Picasso-Ideal auf den Punkt gebracht

Mit einer ausdrucksstarken Holzschnitt-Grafik hat Albert Schneiders, der auf dem Schönfelderhof bei Zemmer lebt, den Bundeskunstpreis für Menschen mit einer Behinderung gewonnen. Er wurde ihm in Radolfzell vom dortigen Bürgermeister Jörg Schmidt und Staatssekretär Dietrich Birk im Namen des Schirmherrn Günther Oettinger verliehen.

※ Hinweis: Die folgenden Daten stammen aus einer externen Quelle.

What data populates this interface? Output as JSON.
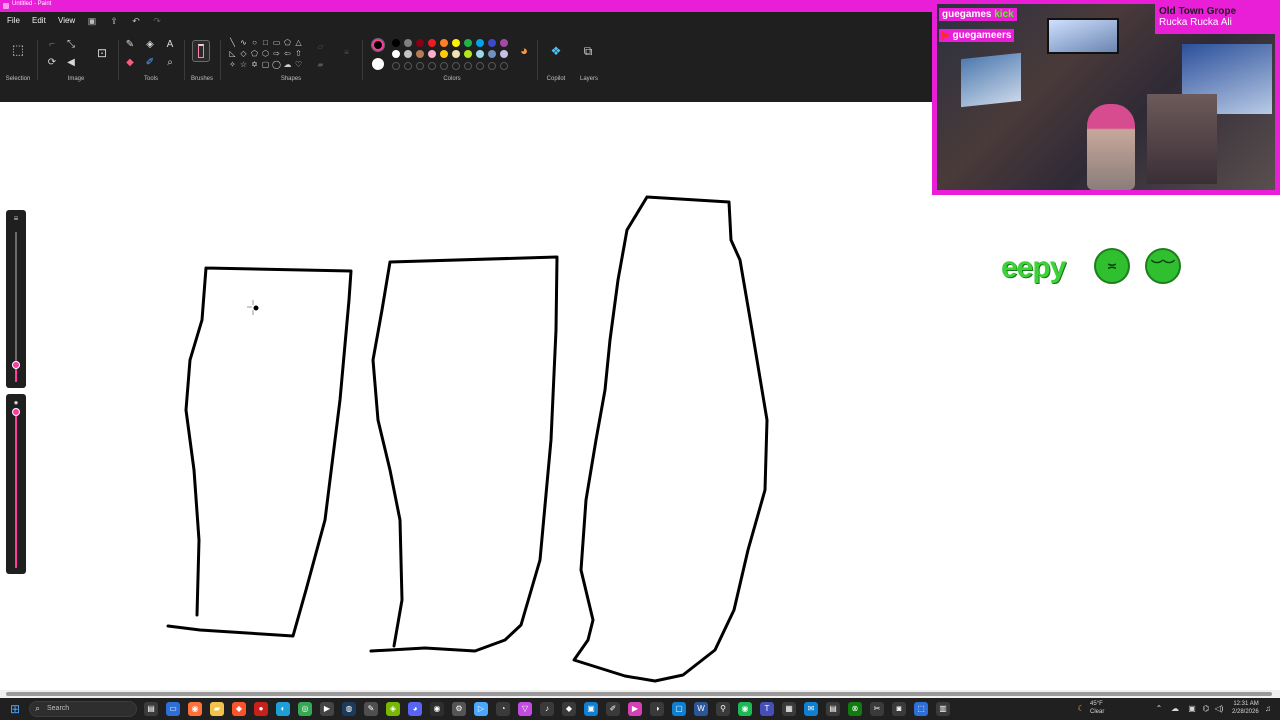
{
  "window": {
    "title": "Untitled - Paint"
  },
  "menu": {
    "file": "File",
    "edit": "Edit",
    "view": "View"
  },
  "ribbon": {
    "groups": {
      "selection": "Selection",
      "image": "Image",
      "tools": "Tools",
      "brushes": "Brushes",
      "shapes": "Shapes",
      "colors": "Colors",
      "copilot": "Copilot",
      "layers": "Layers"
    },
    "current_color_1": "#000000",
    "current_color_2": "#ffffff",
    "palette_row1": [
      "#000000",
      "#7f7f7f",
      "#880015",
      "#ed1c24",
      "#ff7f27",
      "#fff200",
      "#22b14c",
      "#00a2e8",
      "#3f48cc",
      "#a349a4"
    ],
    "palette_row2": [
      "#ffffff",
      "#c3c3c3",
      "#b97a57",
      "#ffaec9",
      "#ffc90e",
      "#efe4b0",
      "#b5e61d",
      "#99d9ea",
      "#7092be",
      "#c8bfe7"
    ]
  },
  "stream_overlay": {
    "channel_badge_name": "guegames",
    "channel_badge_platform": "kick",
    "youtube_handle": "guegameers",
    "now_playing_title": "Old Town Grope",
    "now_playing_artist": "Rucka Rucka Ali"
  },
  "emotes": {
    "eepy_text": "eepy"
  },
  "taskbar": {
    "search_placeholder": "Search",
    "weather_temp": "45°F",
    "weather_cond": "Clear",
    "time": "12:31 AM",
    "date": "2/28/2026"
  },
  "colors": {
    "accent": "#e81fd6",
    "paint_bar": "#1f1f1f",
    "slider_accent": "#ff3ba0"
  }
}
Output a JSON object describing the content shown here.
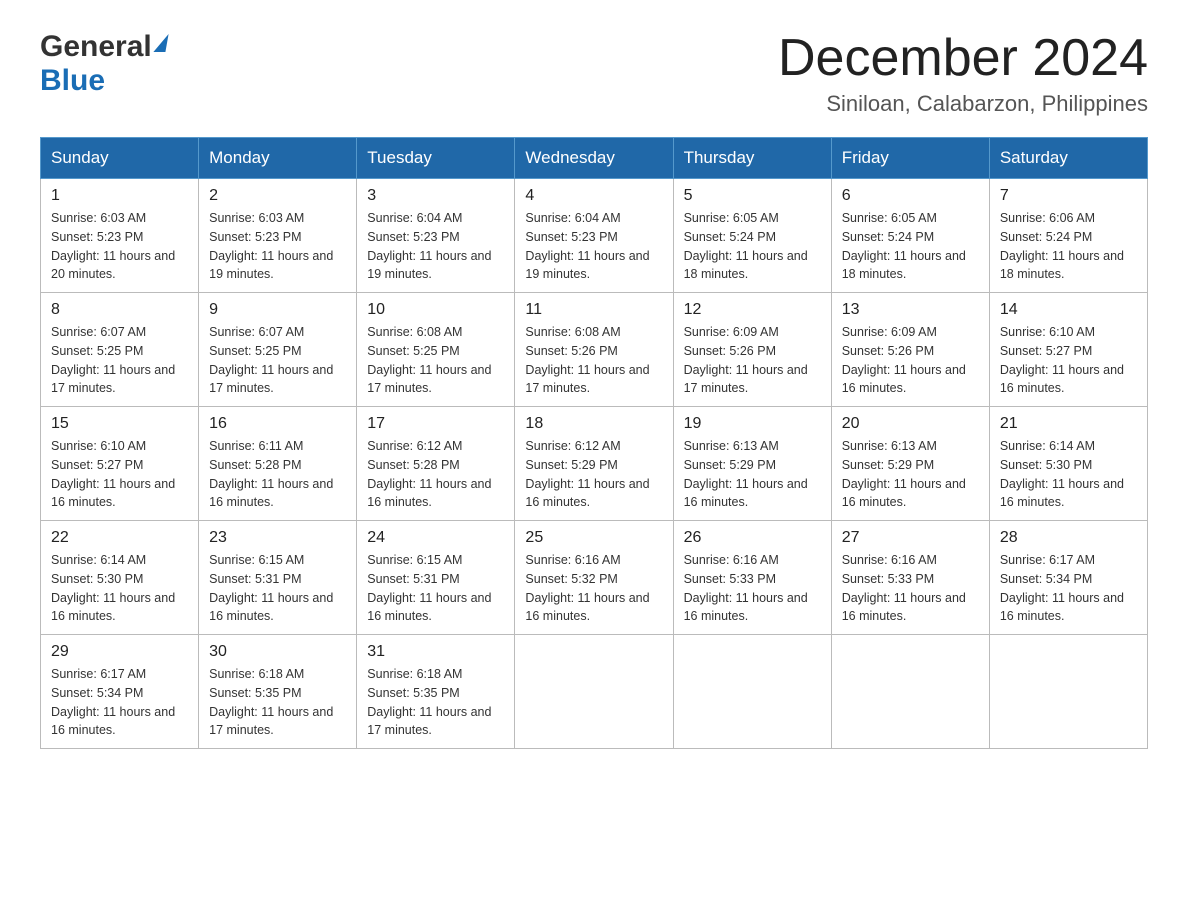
{
  "header": {
    "logo_general": "General",
    "logo_blue": "Blue",
    "month_title": "December 2024",
    "location": "Siniloan, Calabarzon, Philippines"
  },
  "weekdays": [
    "Sunday",
    "Monday",
    "Tuesday",
    "Wednesday",
    "Thursday",
    "Friday",
    "Saturday"
  ],
  "weeks": [
    [
      {
        "day": "1",
        "sunrise": "6:03 AM",
        "sunset": "5:23 PM",
        "daylight": "11 hours and 20 minutes."
      },
      {
        "day": "2",
        "sunrise": "6:03 AM",
        "sunset": "5:23 PM",
        "daylight": "11 hours and 19 minutes."
      },
      {
        "day": "3",
        "sunrise": "6:04 AM",
        "sunset": "5:23 PM",
        "daylight": "11 hours and 19 minutes."
      },
      {
        "day": "4",
        "sunrise": "6:04 AM",
        "sunset": "5:23 PM",
        "daylight": "11 hours and 19 minutes."
      },
      {
        "day": "5",
        "sunrise": "6:05 AM",
        "sunset": "5:24 PM",
        "daylight": "11 hours and 18 minutes."
      },
      {
        "day": "6",
        "sunrise": "6:05 AM",
        "sunset": "5:24 PM",
        "daylight": "11 hours and 18 minutes."
      },
      {
        "day": "7",
        "sunrise": "6:06 AM",
        "sunset": "5:24 PM",
        "daylight": "11 hours and 18 minutes."
      }
    ],
    [
      {
        "day": "8",
        "sunrise": "6:07 AM",
        "sunset": "5:25 PM",
        "daylight": "11 hours and 17 minutes."
      },
      {
        "day": "9",
        "sunrise": "6:07 AM",
        "sunset": "5:25 PM",
        "daylight": "11 hours and 17 minutes."
      },
      {
        "day": "10",
        "sunrise": "6:08 AM",
        "sunset": "5:25 PM",
        "daylight": "11 hours and 17 minutes."
      },
      {
        "day": "11",
        "sunrise": "6:08 AM",
        "sunset": "5:26 PM",
        "daylight": "11 hours and 17 minutes."
      },
      {
        "day": "12",
        "sunrise": "6:09 AM",
        "sunset": "5:26 PM",
        "daylight": "11 hours and 17 minutes."
      },
      {
        "day": "13",
        "sunrise": "6:09 AM",
        "sunset": "5:26 PM",
        "daylight": "11 hours and 16 minutes."
      },
      {
        "day": "14",
        "sunrise": "6:10 AM",
        "sunset": "5:27 PM",
        "daylight": "11 hours and 16 minutes."
      }
    ],
    [
      {
        "day": "15",
        "sunrise": "6:10 AM",
        "sunset": "5:27 PM",
        "daylight": "11 hours and 16 minutes."
      },
      {
        "day": "16",
        "sunrise": "6:11 AM",
        "sunset": "5:28 PM",
        "daylight": "11 hours and 16 minutes."
      },
      {
        "day": "17",
        "sunrise": "6:12 AM",
        "sunset": "5:28 PM",
        "daylight": "11 hours and 16 minutes."
      },
      {
        "day": "18",
        "sunrise": "6:12 AM",
        "sunset": "5:29 PM",
        "daylight": "11 hours and 16 minutes."
      },
      {
        "day": "19",
        "sunrise": "6:13 AM",
        "sunset": "5:29 PM",
        "daylight": "11 hours and 16 minutes."
      },
      {
        "day": "20",
        "sunrise": "6:13 AM",
        "sunset": "5:29 PM",
        "daylight": "11 hours and 16 minutes."
      },
      {
        "day": "21",
        "sunrise": "6:14 AM",
        "sunset": "5:30 PM",
        "daylight": "11 hours and 16 minutes."
      }
    ],
    [
      {
        "day": "22",
        "sunrise": "6:14 AM",
        "sunset": "5:30 PM",
        "daylight": "11 hours and 16 minutes."
      },
      {
        "day": "23",
        "sunrise": "6:15 AM",
        "sunset": "5:31 PM",
        "daylight": "11 hours and 16 minutes."
      },
      {
        "day": "24",
        "sunrise": "6:15 AM",
        "sunset": "5:31 PM",
        "daylight": "11 hours and 16 minutes."
      },
      {
        "day": "25",
        "sunrise": "6:16 AM",
        "sunset": "5:32 PM",
        "daylight": "11 hours and 16 minutes."
      },
      {
        "day": "26",
        "sunrise": "6:16 AM",
        "sunset": "5:33 PM",
        "daylight": "11 hours and 16 minutes."
      },
      {
        "day": "27",
        "sunrise": "6:16 AM",
        "sunset": "5:33 PM",
        "daylight": "11 hours and 16 minutes."
      },
      {
        "day": "28",
        "sunrise": "6:17 AM",
        "sunset": "5:34 PM",
        "daylight": "11 hours and 16 minutes."
      }
    ],
    [
      {
        "day": "29",
        "sunrise": "6:17 AM",
        "sunset": "5:34 PM",
        "daylight": "11 hours and 16 minutes."
      },
      {
        "day": "30",
        "sunrise": "6:18 AM",
        "sunset": "5:35 PM",
        "daylight": "11 hours and 17 minutes."
      },
      {
        "day": "31",
        "sunrise": "6:18 AM",
        "sunset": "5:35 PM",
        "daylight": "11 hours and 17 minutes."
      },
      null,
      null,
      null,
      null
    ]
  ]
}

 Albert Schneiders hat mit einer Holzschnitt-Grafik (Originalplatte im Vordergrund) den Bundeskunstpreis für Menschen mit einer Behinderung gewonnen. Jetzt arbeitet er an einem neuen Kunstwerk. TV-Foto: Anke Emmerling

Albert Schneiders hat mit einer Holzschnitt-Grafik (Originalplatte im Vordergrund) den Bundeskunstpreis für Menschen mit einer Behinderung gewonnen. Jetzt arbeitet er an einem neuen Kunstwerk. TV-Foto: Anke Emmerling

Schönfelderhof. Seit 1978 findet in Radolfzell auf Initiative der Carl-Müller-Mettnau-Stiftung alle zwei Jahre der Wettbewerb um den Bundeskunstpreis für Menschen mit einer Behinderung statt. Unter 300 bis 500 Bewerbern werden nach Auswahl durch eine Fachjury 19 gleichwertige Preise und ein Hauptpreis vergeben. Mit 500 Euro und dem Ankauf des Siegerkunstwerkes durch die Stadt Radolfzell verbunden, ging er in diesem Jahr an den 74-jährigen Albert Schneiders vom Schönfelderhof bei Zemmer. Auch vor zwei Jahren war er unter den Preisträgern und hat außerdem eine ansehnliche Reihe von Ausstellungsbeteiligungen und Ankäufen vorzuweisen. "Er ist unser erfolgreichster Künstler", sagt Rainer Czech von der Beruflichen Reha-Therapie (BRT) in die die Künstlergruppe, in der Albert Schneiders arbeitet, eingebunden ist. Czech hat vor 23 Jahren dessen Talent entdeckt: "Das war beim Malen nach Zahlen, da hat er ein Bild gemacht, das sich überhaupt nicht an den Zahlen orientierte." Es zeigt ein wenig Holzschnitt-Charakter. Czech lehrte Schneiders diese Technik und gab ihm damit ein Ausdrucksmittel, das Korrekturen nicht zulässt und daher den künstlerischen Arbeitsprozess authentisch widerspiegelt. Genau das hat die Kunstpreisjury als beispielhaft herausgehoben, ebenso die individuelle Bildsprache, die zu neuen ästhetischen Erlebnissen verhelfe. "Das Picasso-Wort: ,Ich möchte malen wie die Kinder', hat Albert auf den Punkt gebracht", sagt Rainer Czech dazu. Er verweist auch auf das handwerkliche Geschick Schneiders: "Als ich Kind war, kaufte meine Mutter auf dem Markt präzise geflochtene bunte Osterkörbchen aus Krepppapier, die hatte er gemacht, und stellt sie heute noch her." Vom Krieg geprägte Kindheit in Trier

Die Osterkörbchen sind Teil einer Biografie, die der vieler älterer Klienten des Schönfelderhofs ähnelt. 1933 geboren, hat Schneiders eine vom Krieg geprägte Kindheit in Trier verlebt, was sich im immer wiederkehrenden Motiv des Bomben abwerfenden Flugzeugs seiner ersten Zeichnungen und Radierungen äußert. Er war 17, als seine Eltern starben und man ihn und seine neun Geschwister auf verschiedene Institutionen und Arbeitsstätten verteilte. Ab diesem Zeitpunkt fristete er den größten Teil seines Lebens als Arbeiter in der Landwirtschaft, lebte abgeschottet im Stallgebäude. "Er hatte nie die Möglichkeit, mit Bildung oder Kultur in Berührung zu kommen", sagt Czech, der ihn als in seiner Art kargen, aber humorvollen Menschen charakterisiert. Der Humor blitzt Schneiders bei der Arbeit an einem neuen Holzschnitt tatsächlich aus den Augen. Wieder entsteht sein Lieblingsmotiv "Mensch" in Form einer rohen, etwas schroffen, aber grafisch ausgefeilten Figur mit auffallenden Zähnen. Die könnte schon für den nächsten Wettbewerb sein, meint er, sichtlich angespornt vom Erfolg. "Das hat mir so gut gefallen", schwärmt der Künstler von der Preisverleihung. "Da waren so viele Leute, wie ich noch nie zusammen gesehen habe."